Healthworks will not rely on federal earmarks for long-term funding, Davis said.

Once the project has “proved itself,” the team will “advocate for incorporation into the state's health care payer system with specific billing codes to support the project's longer-term financial sustainability,” the team writes in its application.

“What's amazing about this project is the level of collaboration and commitment from the different organizations,” Davis said.

Increasing staffing, supporting patients

The Brattleboro Retreat applied to CPF for funding to launch a workforce development program.

According to information supplied by the psychiatric hospital after the Selectboard meeting, the organization is seeing $561,060 to reverse a shortage of health-care workers and rebuild its inpatient clinical staff. Doing so will help stabilize the hospital's finances and ensure that it will continue to serve its clients.

The hospital was dealing with workforce issues before the pandemic that many rural hospitals faced - for example, a decreasing local population and a national nursing shortage. Located at the meeting point of Vermont, Massachusetts, and New Hampshire, the Retreat also sits in a competitive labor market, said staff.

The health concerns that workers and patients faced during the pandemic meant many health-care workers quit and clients opted out of inpatient programs, according to staff.

“In order to return to pre-pandemic capacity, the Retreat needs to rebuild its inpatient clinical workforce,” wrote staff.

Specifically, the Retreat seeks to increase its recruitment efforts and grow its workforce. The 24-month initiative would include offering potential sign-on bonuses, forgiving tuition, and hiring a human resources recruitment consultant.

The initiative would also implement an evidence-based treatment model, Six Core Strategies. This framework aims to reduce interventions such as restraints and seclusion while it increases staff safety.

If successful, the initiative would result in hiring 50 registered nurses and 40 entry-level mental health workers and licensed nursing assistants (LNA).

“The Retreat seeks to rebuild its workforce and to provide employees with the kind of training and ongoing support that will result in increased job satisfaction, lower staff turnover, a safer work environment, and better outcomes for patients,” wrote Retreat staff.

“Increased capacity at the Brattleboro Retreat will also go a long way in stabilizing Vermont's overall system of health care delivery, which depends on the expertise of Retreat clinicians to treat people with serious, acute mental illness and addiction issues,” the proposal continued.

Local leadership

Welch thanked the applicants for their presentations and said the projects represented “community committed to community.”

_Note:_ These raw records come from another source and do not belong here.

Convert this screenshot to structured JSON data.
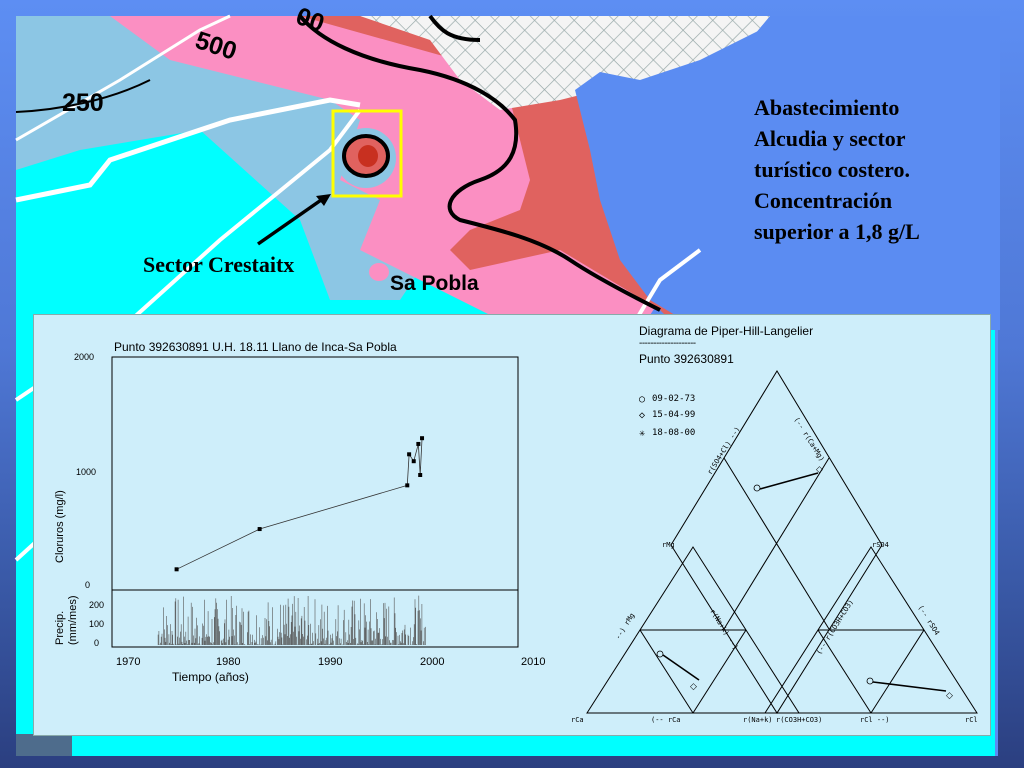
{
  "slide": {
    "title_lines": [
      "Abastecimiento",
      "Alcudia y sector",
      "turístico costero.",
      "Concentración",
      "superior a 1,8 g/L"
    ]
  },
  "map": {
    "contours": {
      "c500": "500",
      "c250": "250",
      "c_top": "00"
    },
    "sector_label": "Sector Crestaitx",
    "town_label": "Sa Pobla",
    "colors": {
      "cyan": "#00ffff",
      "lightblue": "#8cc6e4",
      "pink": "#fb8fc2",
      "red": "#e0625f",
      "darkred": "#c83020",
      "sea": "#5b8cf2",
      "highlight": "#ffff00"
    }
  },
  "chart": {
    "title": "Punto 392630891 U.H. 18.11 Llano de Inca-Sa Pobla",
    "xlabel": "Tiempo (años)",
    "ylabel": "Cloruros (mg/l)",
    "precip_label_1": "Precip.",
    "precip_label_2": "(mm/mes)",
    "y_ticks": [
      "2000",
      "1000",
      "0"
    ],
    "precip_ticks": [
      "200",
      "100",
      "0"
    ],
    "x_ticks": [
      "1970",
      "1980",
      "1990",
      "2000",
      "2010"
    ]
  },
  "chart_data": {
    "type": "line",
    "title": "Punto 392630891 U.H. 18.11 Llano de Inca-Sa Pobla",
    "xlabel": "Tiempo (años)",
    "ylabel": "Cloruros (mg/l)",
    "xlim": [
      1966,
      2010
    ],
    "ylim": [
      0,
      2000
    ],
    "series": [
      {
        "x": [
          1973,
          1982,
          1998,
          1998.2,
          1998.7,
          1999.2,
          1999.4,
          1999.6
        ],
        "y": [
          180,
          530,
          910,
          1180,
          1120,
          1270,
          1000,
          1320
        ]
      }
    ],
    "precip_ylim": [
      0,
      250
    ],
    "precip_xlim": [
      1971,
      2000
    ]
  },
  "piper": {
    "title": "Diagrama de Piper-Hill-Langelier",
    "title_underline": "--------------------",
    "subtitle": "Punto 392630891",
    "legend": [
      {
        "symbol": "○",
        "label": "09-02-73"
      },
      {
        "symbol": "◇",
        "label": "15-04-99"
      },
      {
        "symbol": "✳",
        "label": "18-08-00"
      }
    ],
    "axis_labels": {
      "rCa": "rCa",
      "rCa_arrow": "(-- rCa",
      "rNaK": "r(Na+k)",
      "rCO3": "r(CO3H+CO3)",
      "rCl_arrow": "rCl --)",
      "rCl": "rCl",
      "rMg": "rMg",
      "rSO4": "rSO4",
      "rMg_arrow": "--) rMg",
      "rNaK_arrow": "r(Na+k) --)",
      "rSO4Cl": "r(SO4+Cl) --)",
      "rCaMg": "(-- r(Ca+Mg)",
      "rCO3_arrow": "(-- r(CO3H+CO3)",
      "rSO4_arrow": "(-- rSO4"
    }
  }
}
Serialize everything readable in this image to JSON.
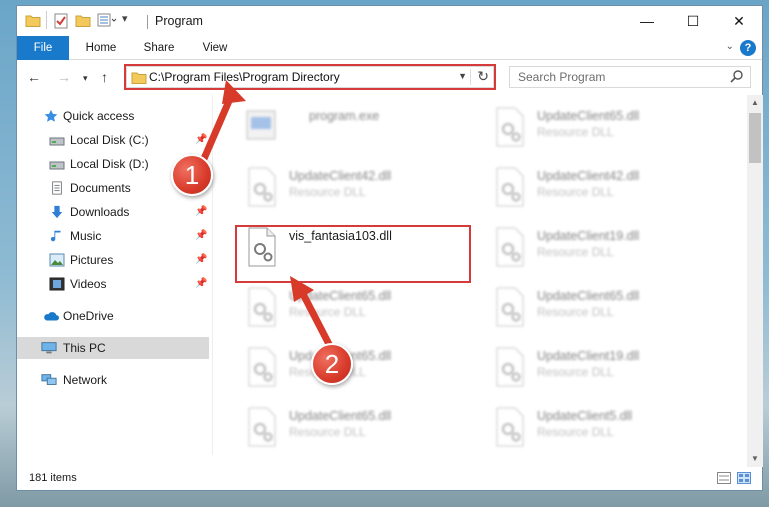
{
  "window": {
    "title": "Program",
    "controls": {
      "minimize": "—",
      "maximize": "☐",
      "close": "✕"
    }
  },
  "ribbon": {
    "tabs": [
      "File",
      "Home",
      "Share",
      "View"
    ],
    "help": "?"
  },
  "address": {
    "path": "C:\\Program Files\\Program Directory",
    "search_placeholder": "Search Program"
  },
  "sidebar": {
    "items": [
      {
        "label": "Quick access",
        "icon": "star-icon",
        "pinned": false
      },
      {
        "label": "Local Disk (C:)",
        "icon": "drive-icon",
        "pinned": true
      },
      {
        "label": "Local Disk (D:)",
        "icon": "drive-icon",
        "pinned": false
      },
      {
        "label": "Documents",
        "icon": "documents-icon",
        "pinned": true
      },
      {
        "label": "Downloads",
        "icon": "download-icon",
        "pinned": true
      },
      {
        "label": "Music",
        "icon": "music-icon",
        "pinned": true
      },
      {
        "label": "Pictures",
        "icon": "pictures-icon",
        "pinned": true
      },
      {
        "label": "Videos",
        "icon": "videos-icon",
        "pinned": true
      },
      {
        "label": "OneDrive",
        "icon": "cloud-icon",
        "pinned": false
      },
      {
        "label": "This PC",
        "icon": "computer-icon",
        "pinned": false,
        "selected": true
      },
      {
        "label": "Network",
        "icon": "network-icon",
        "pinned": false
      }
    ]
  },
  "files": [
    {
      "name": "program.exe",
      "type": ""
    },
    {
      "name": "UpdateClient65.dll",
      "type": "Resource DLL"
    },
    {
      "name": "UpdateClient42.dll",
      "type": "Resource DLL"
    },
    {
      "name": "UpdateClient42.dll",
      "type": "Resource DLL"
    },
    {
      "name": "vis_fantasia103.dll",
      "type": ""
    },
    {
      "name": "UpdateClient19.dll",
      "type": "Resource DLL"
    },
    {
      "name": "UpdateClient65.dll",
      "type": "Resource DLL"
    },
    {
      "name": "UpdateClient65.dll",
      "type": "Resource DLL"
    },
    {
      "name": "UpdateClient65.dll",
      "type": "Resource DLL"
    },
    {
      "name": "UpdateClient19.dll",
      "type": "Resource DLL"
    },
    {
      "name": "UpdateClient65.dll",
      "type": "Resource DLL"
    },
    {
      "name": "UpdateClient5.dll",
      "type": "Resource DLL"
    }
  ],
  "status": {
    "item_count": "181 items"
  },
  "callouts": [
    "1",
    "2"
  ],
  "colors": {
    "accent": "#1979ca",
    "highlight": "#d63b3b",
    "selected": "#d9d9d9"
  }
}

The country will recover from the pandemic only with “real local leadership,” he said.

According to the National League of Cities (NLC), an advocacy group, $65 billion was allocated in ARPA for municipalities.

The NLC estimates that Vermont communities will receive more than $76.5 million.

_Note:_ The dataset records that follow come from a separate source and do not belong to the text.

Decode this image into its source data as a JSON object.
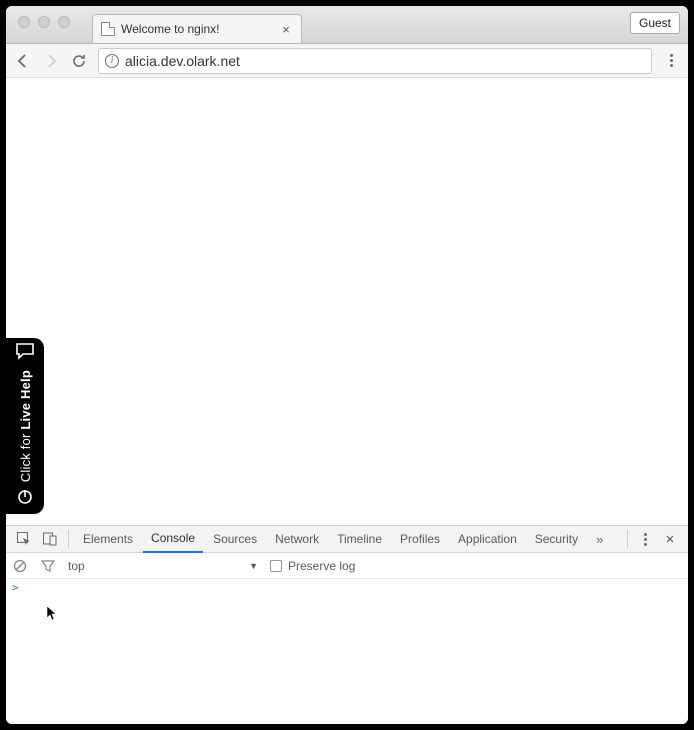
{
  "browser": {
    "tab_title": "Welcome to nginx!",
    "guest_label": "Guest",
    "url": "alicia.dev.olark.net"
  },
  "chat_widget": {
    "prefix": "Click for ",
    "bold": "Live Help"
  },
  "devtools": {
    "tabs": [
      "Elements",
      "Console",
      "Sources",
      "Network",
      "Timeline",
      "Profiles",
      "Application",
      "Security"
    ],
    "active_tab": "Console",
    "context": "top",
    "preserve_log_label": "Preserve log",
    "prompt": ">"
  }
}
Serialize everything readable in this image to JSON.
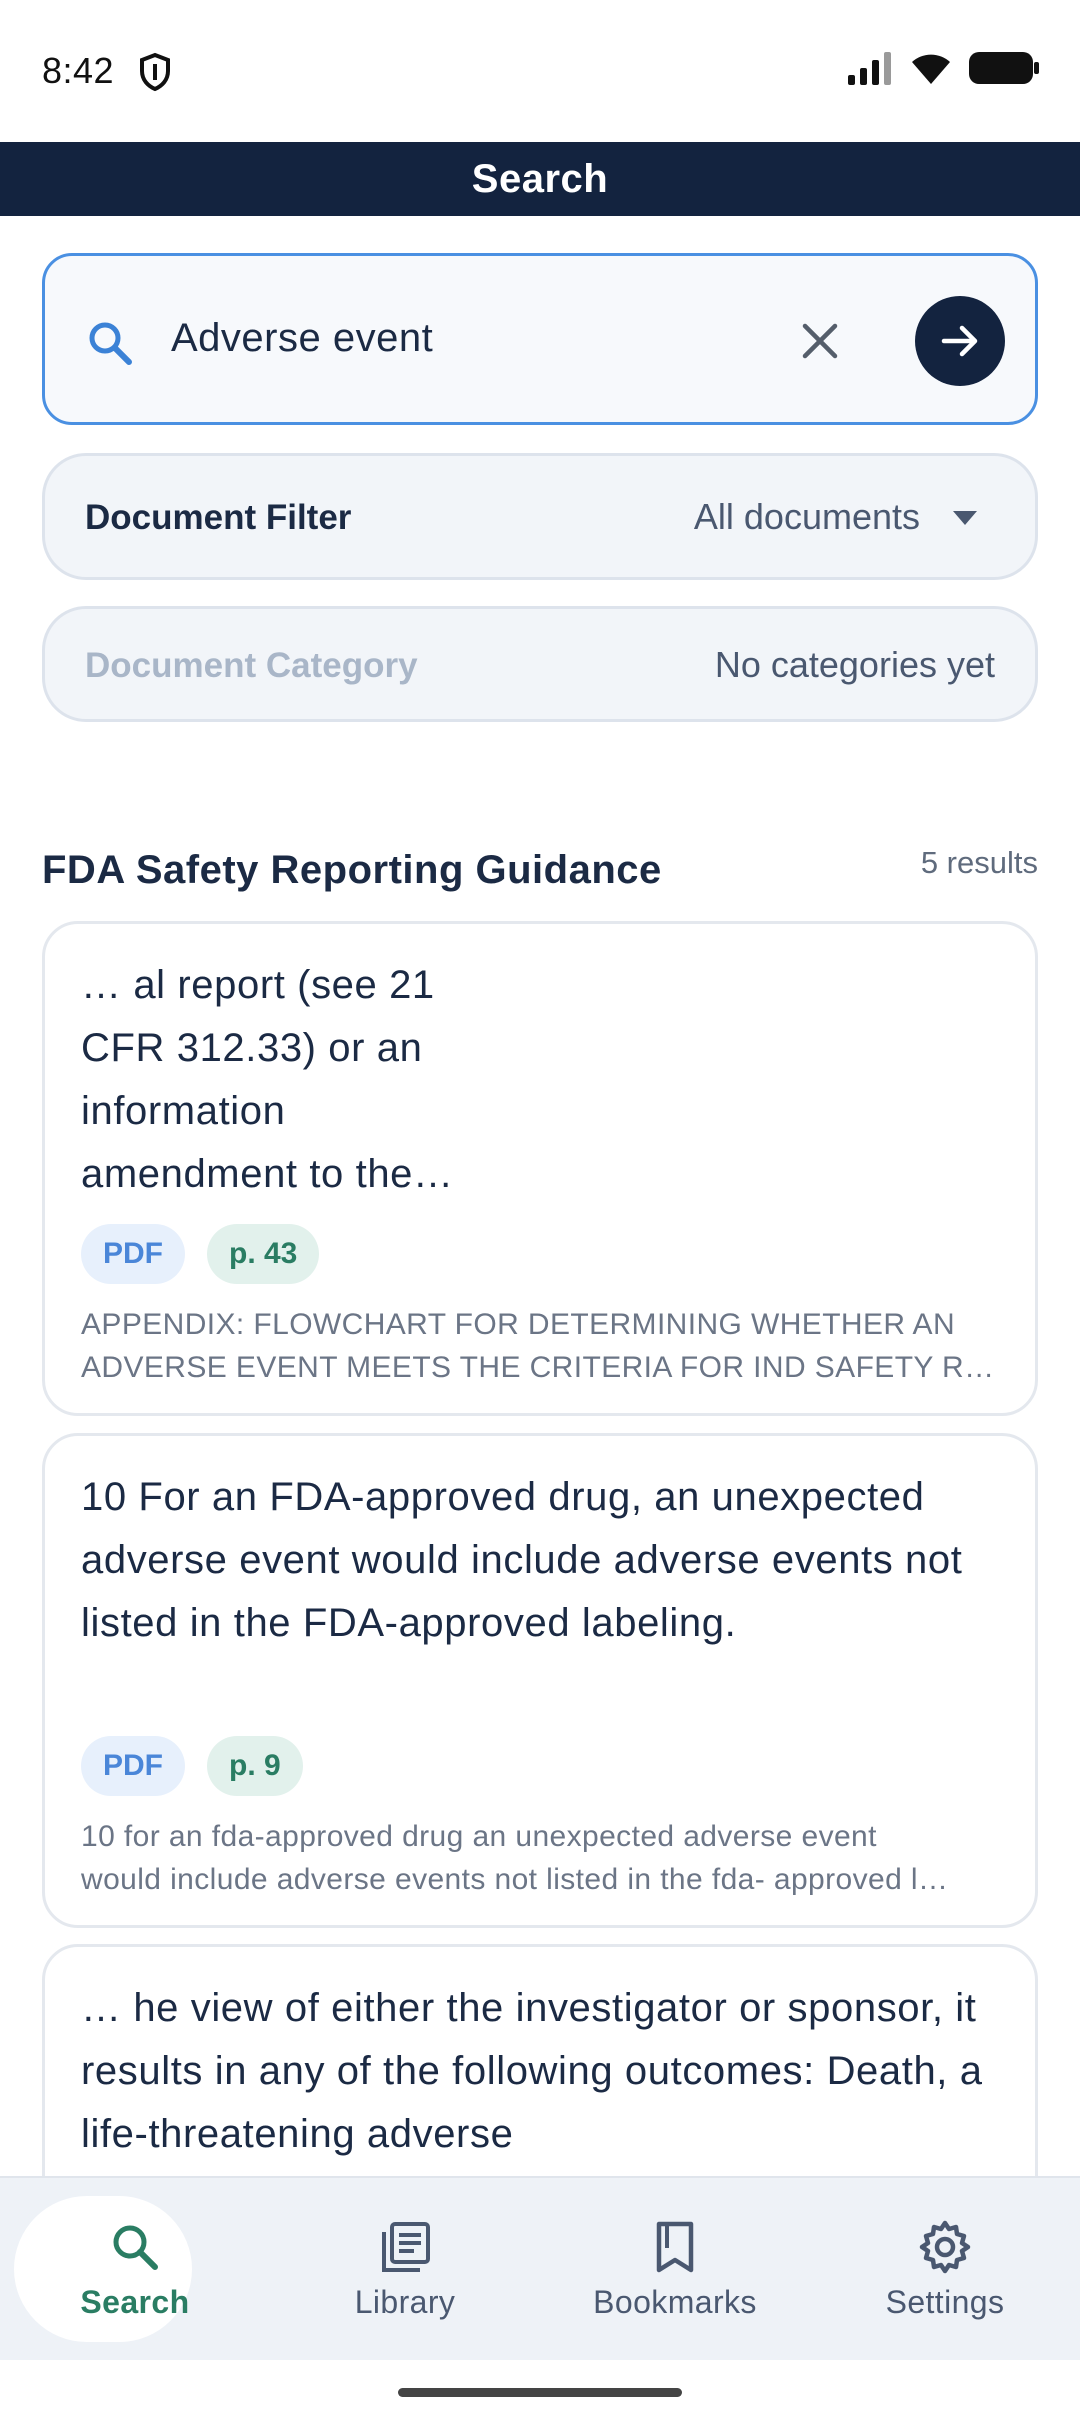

The organization lists funding estimates for every town in Windham County, totaling $4,175,658. The rough estimates combine census data with previous formulas for delivering federal funds through the Community Development Block Grant program.

Welch said he expected towns to have questions about the new funding. Municipal officials and employees should reach out to his office for assistance, as well as to staff working for Sanders and Leahy.

“The recent rescue package is an acknowledgement that even though we have the vaccine - and we're very close to 3 million people a day getting vaccinated - we still have a ways to go,” Welch said. “We don't want to leave communities and businesses behind.”